Misty of Chincoteague, by Marguerite Henry

Some years ago when she lived in L.A., my sister and her friends used to compete as to who could spot the most celebrities. Perhaps everyone in L.A. does this. It didn’t matter which celebrity it was; elderly Jack Lemmon counted as much as the then-young and glamorous Warren Beatty.

I first met a celebrity when I was still a shy and skinny kid. My parents were considering buying land on Piney Island, which is located next to Chincoteague and Assateague Islands. While looking around, we visited the owner of Misty, the pony made famous by Marguerite Henry’s book, first published in 1947. I don’t remember how my parents connected with him; friend of a friend probably. What I do remember is that during the visit, my siblings and I got to ride Misty herself.

To be sure, it was just a brief walk around a paddock, Misty being pretty geriatric at that point, but still thrilling for this horse-mad girl. I’d only ridden briefly, during a couple of sessions at Happy Hollow Camp. The horse I rode there was named Ironic, a word I at the time thought meant iron-like and therefore appropriate for this huge, strong brown beast with an imperturbable air. Even now, when I know the correct definition, hearing the word ironic always brings back a brief memory of horse-smell and meadow grass, and my own secret meaning.

Regular lessons were out of the question—too expensive—so I compensated by creating a whole stableful of imaginary horses, each with an elaborate history. I exercised them regularly, cantering up and down the neighborhood alleys, but have to confess that I didn’t pretend to muck out their stalls, partly because I’d never actually done that part of caring for a horse and partly because, well, I wasn’t stupid. Imaginary horses have their drawbacks but at least they don’t poop.

At one point, there was a rumor going around the neighborhood that a family on the other side of Roland Avenue was stabling a horse in their garage. We didn’t have a garage, but I pleaded with my parents to let me turn the dusty place in back of our house, under the sunporch extension, into a stable. It seemed an obvious place: with the steep hill beyond, no one on the street below would be able to see that we had a horse there (one horse? perhaps several!) and the neighbors on either side were sufficiently elderly or far away that they wouldn’t notice our violation of city ordinances.

Of course it never happened. And it’s only now that I’ve gotten around to indulging that childhood passion by taking riding lessons. I will never own a horse, but welcome my weekly visits to the farm. I rationalise my distaste for imposing my will on an animal by recognising that the horses have a job to do, even if it’s only to teach me this skill, just as the cat’s job is to dispose of mice and crickets and the dog’s job (when we had one) was to protect the house. Just as, for that matter, my job is to sit at a desk for a certain number of hours each week whether I feel like it or not. And, since the horse can’t talk to me, riding has made me more conscious of—and I hope more adept at—reading body language.

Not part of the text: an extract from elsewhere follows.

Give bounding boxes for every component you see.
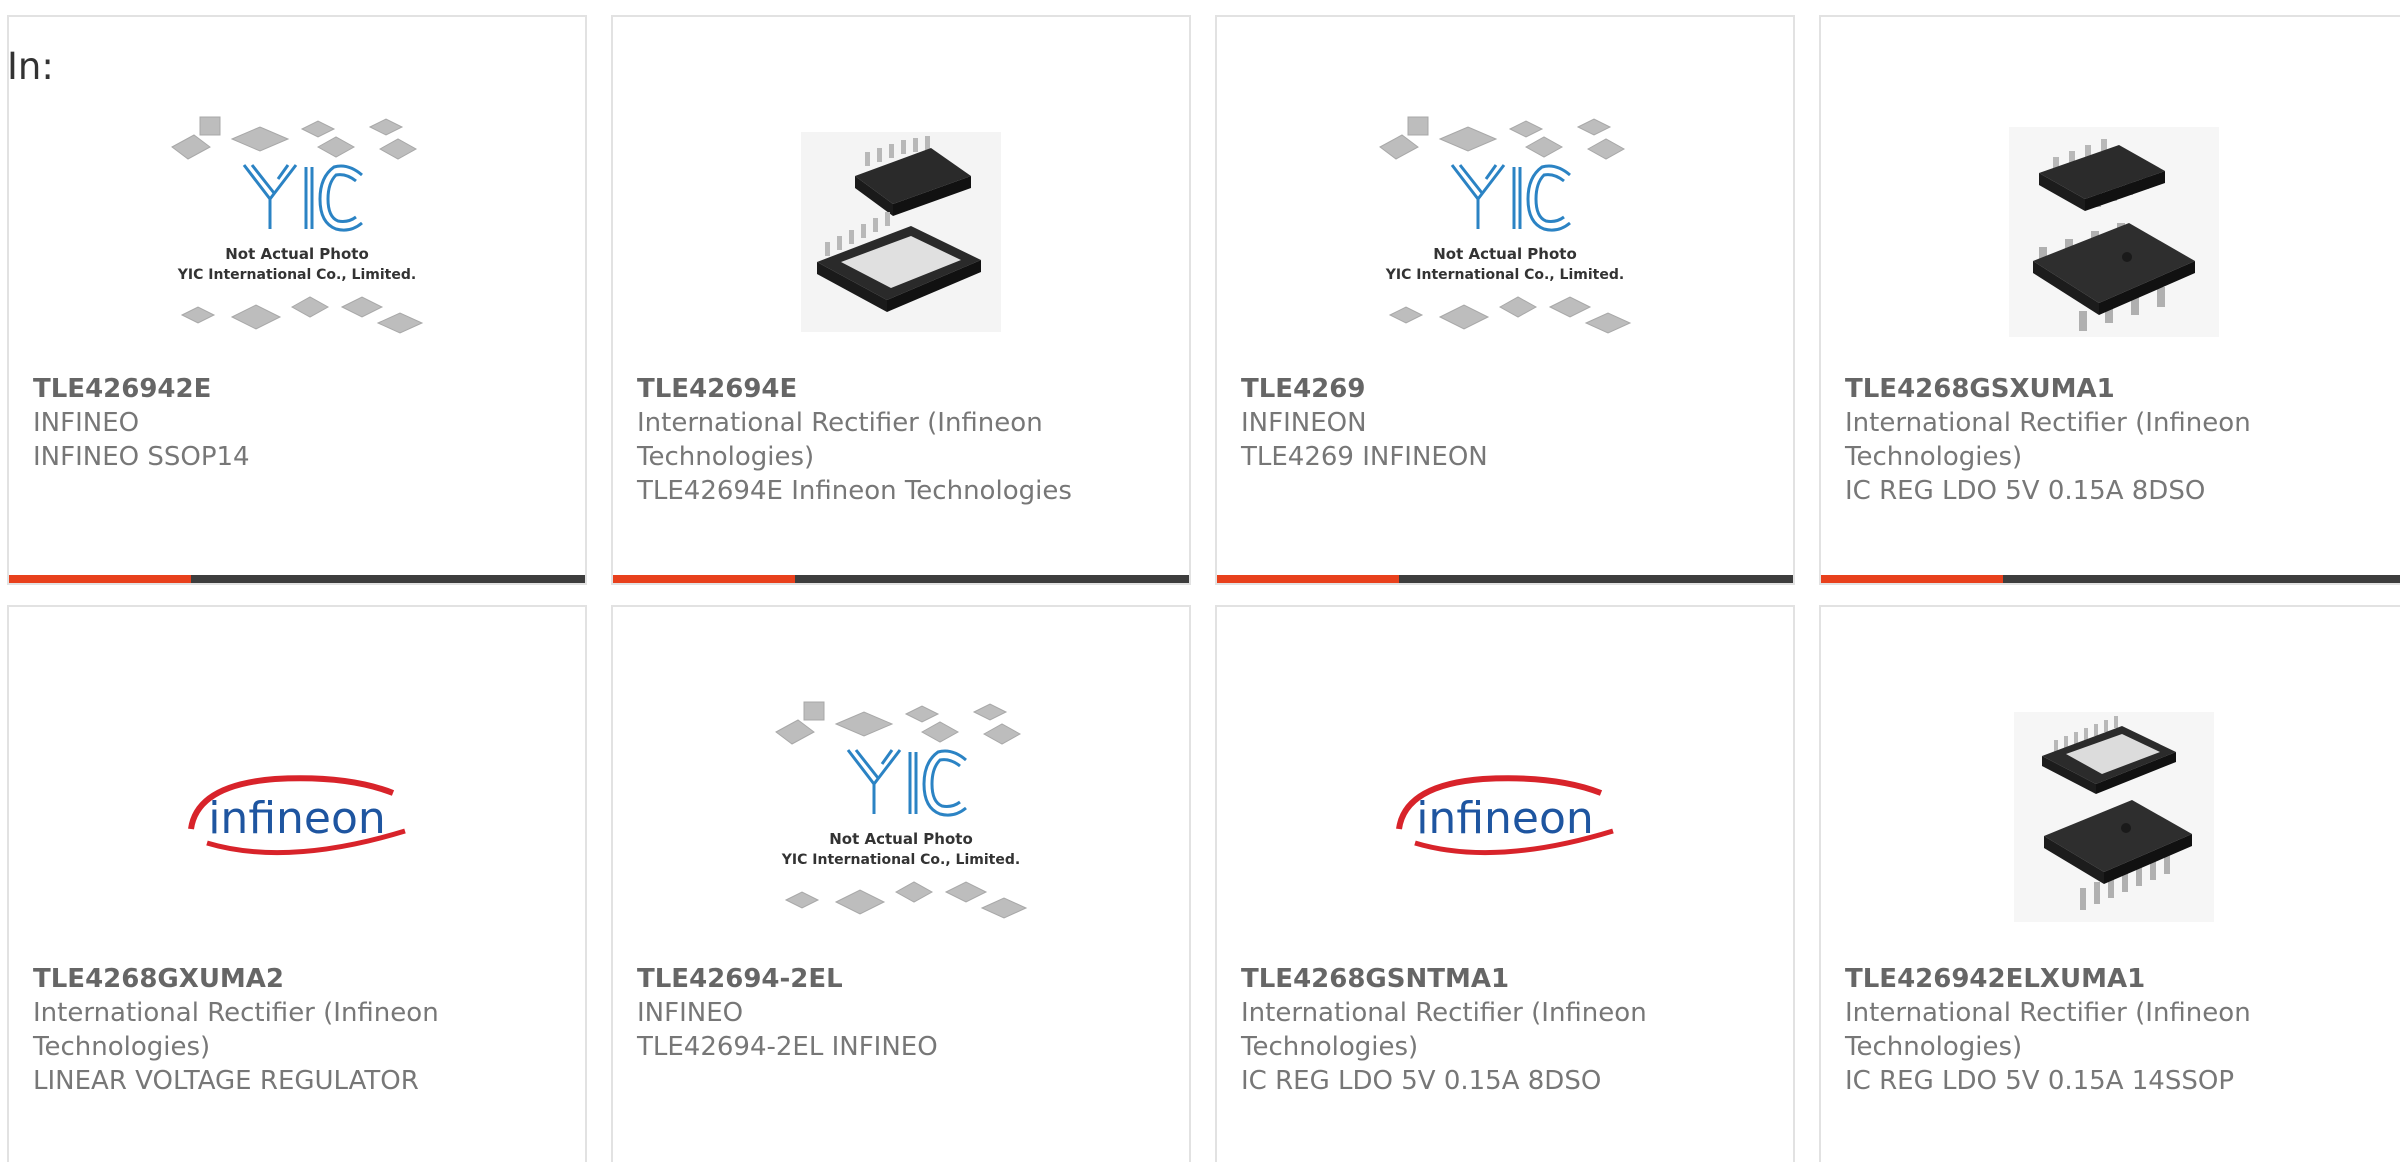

Someone on one of my maillists mentioned this week, after hearing of Dick Francis’s death, that it was reading his mysteries set in the world of horse racing that inspired her to take up riding lessons in her mid-thirties. For me, it was this book that made me want to ride, back when I was a girl. What a treasure for any girl with no prospect of ever earning enough money for lessons much less a horse of her own, this story of two children with a dream of owning a pony, a story that actually happened! Paul and Maureen Beebe want not just any pony but the legendary Phantom, a mare who has never been captured in any of the annual pony roundups on Assateague. Paul participates in the roundup for the first time and comes across Phantom and her foal, whom he immediately names Misty.

It’s always a little scary to reread beloved books from childhood, but this one holds up well. The details of life on Chincoteague, which I didn’t notice as a child, delighted me: frying platters of oysters dredged in cracker meal, using a mixture of goose grease and onion syrup to prevent a cold, “treading” for clams by feeling for them with your toes and lifting them out on your foot. I confess I got excited all over again, reading about Pony Penning Day, when they round up wild ponies on Assateague, swim them across the bay to Chincoteague, and herd them down the main street to the pens. The event is a town celebration, and people come from all over to enjoy the feast, watch the annual race of local horses, and buy the colts who are being thinned from the herd. Then the remaining horses are allowed to swim back to Assateague and resume their independent lives.

I haven’t been to Assateague in years. I almost don’t want to know if the ponies are still there or if the annual roundup still happens. My vicarious participation in Paul and Maureen’s story is one of my most beloved memories of childhood, along with that meeting with my first (and still my favorite) celebrity. Maybe there’s still a part of me that believes the fantasy of buying my own pony at one of the Assateague roundups will one day come true.